Por otro lado, y aunque sé que es importante el espacio de reflexión, no siento «natural» la presencia de tanto texto académico (son más de cincuenta páginas, sin contar la entrevista) que habla, paradójicamente, sobre la importancia de dar voz a quienes no hacen parte de la institución, de la academia. Recordemos que la dinámica del proyecto habilita como artistas, como narradores, a quienes han sido inhabilitados como tales por la historia. A los perdedores, como escribe Uhía. echando lápiz invita a sus participantes a compartir su saber vernáculo; pero sus palabras, escritas en cursiva y a lápiz, se leen, obligatoriamente, en una jerarquía totalmente distinta a la de los textos oficiales. ¿Qué pasaría si en lugar de cinco ensayos en el libro apareciera uno solo? ¿Qué pasaría si, por ejemplo, los textos oficiales hubieran sido escritos por los vecinos del barrio Lourdes? Pregunto a Santana cómo escogió a los escritores de estos textos, y él responde que fueron colegas, artistas, investigadores y pedagogos que siguieron desde su origen el proyecto, discutiéndolo, pensándolo y a veces, incluso, participando, dibujando. Santana sostiene, además, que lo incluyente del proyecto hace posible que también se lo piense desde la academia.

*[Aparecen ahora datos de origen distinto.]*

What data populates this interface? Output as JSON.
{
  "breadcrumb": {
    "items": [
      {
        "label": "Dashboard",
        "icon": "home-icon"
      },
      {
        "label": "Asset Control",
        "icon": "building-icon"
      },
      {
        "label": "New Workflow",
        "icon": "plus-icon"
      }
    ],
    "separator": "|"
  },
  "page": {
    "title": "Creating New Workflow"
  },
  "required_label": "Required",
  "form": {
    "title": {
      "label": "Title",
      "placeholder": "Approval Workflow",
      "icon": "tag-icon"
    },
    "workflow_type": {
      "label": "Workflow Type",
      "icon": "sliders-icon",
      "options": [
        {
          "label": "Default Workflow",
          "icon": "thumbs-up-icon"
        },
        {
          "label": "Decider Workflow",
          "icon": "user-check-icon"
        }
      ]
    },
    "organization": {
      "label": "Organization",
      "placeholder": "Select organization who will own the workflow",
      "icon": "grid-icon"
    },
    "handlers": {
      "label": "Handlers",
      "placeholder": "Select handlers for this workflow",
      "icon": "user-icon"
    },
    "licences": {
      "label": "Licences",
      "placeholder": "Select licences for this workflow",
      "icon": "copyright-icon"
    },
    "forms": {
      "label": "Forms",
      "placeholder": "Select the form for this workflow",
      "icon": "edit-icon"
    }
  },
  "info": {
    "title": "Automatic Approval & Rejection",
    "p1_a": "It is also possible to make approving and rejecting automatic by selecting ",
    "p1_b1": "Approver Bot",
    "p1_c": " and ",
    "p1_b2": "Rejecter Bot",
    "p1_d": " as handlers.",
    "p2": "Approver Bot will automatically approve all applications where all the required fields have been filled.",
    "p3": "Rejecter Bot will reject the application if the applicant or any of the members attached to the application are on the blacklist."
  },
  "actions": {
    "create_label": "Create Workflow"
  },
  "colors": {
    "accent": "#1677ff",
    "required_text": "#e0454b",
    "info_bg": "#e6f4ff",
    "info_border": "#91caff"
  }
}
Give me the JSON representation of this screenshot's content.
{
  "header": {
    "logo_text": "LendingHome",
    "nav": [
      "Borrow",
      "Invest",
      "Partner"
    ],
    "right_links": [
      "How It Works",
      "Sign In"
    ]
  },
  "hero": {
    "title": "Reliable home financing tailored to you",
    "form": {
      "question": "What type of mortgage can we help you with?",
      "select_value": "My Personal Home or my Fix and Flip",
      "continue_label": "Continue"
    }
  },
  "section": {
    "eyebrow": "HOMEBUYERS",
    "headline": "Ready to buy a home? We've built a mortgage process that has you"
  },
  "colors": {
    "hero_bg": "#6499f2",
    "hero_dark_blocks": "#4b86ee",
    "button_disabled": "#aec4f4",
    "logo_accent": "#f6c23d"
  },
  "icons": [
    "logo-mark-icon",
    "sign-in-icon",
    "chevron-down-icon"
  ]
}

Las tramas y tensiones del proyecto no pueden negarse. Como son innegables los conflictos inmanentes en su libro-memoria-aval. Entre lo vulgar y «lo culto»; entre lo vernáculo y lo académico; creando puentes entre lo popular, el arte, la ciencia, la pedagogía, la política, echando lápiz comparte, además, la filosofía Hágalo-Usted-Mismo de muchas empresas neoliberales (y eso que no hay plata de por medio): deje de ser un consumidor pasivo; conviértase en un consumidor activo. Consuma y produzca. Dibuje, aunque crea que no sabe dibujar. Sí, este libro es también una invitación. Una invitación múltiple. Primero que todo, es una invitación a echar lápiz. Pero también es una invitación a respetar, a conocer a sus vecinos. Por supuesto, es una invitación a apreciar la vegetación, la tenacidad y sabiduría de la vida que nos rodea, por insignificante que parezca (brota de quiebres, fisuras, entre baldosas). Y es una invitación a reconocer, respetar y poner en práctica la sabiduría y el conocimiento popular... Porque es nuestro, porque también somos pueblo. Eche ojo y verá.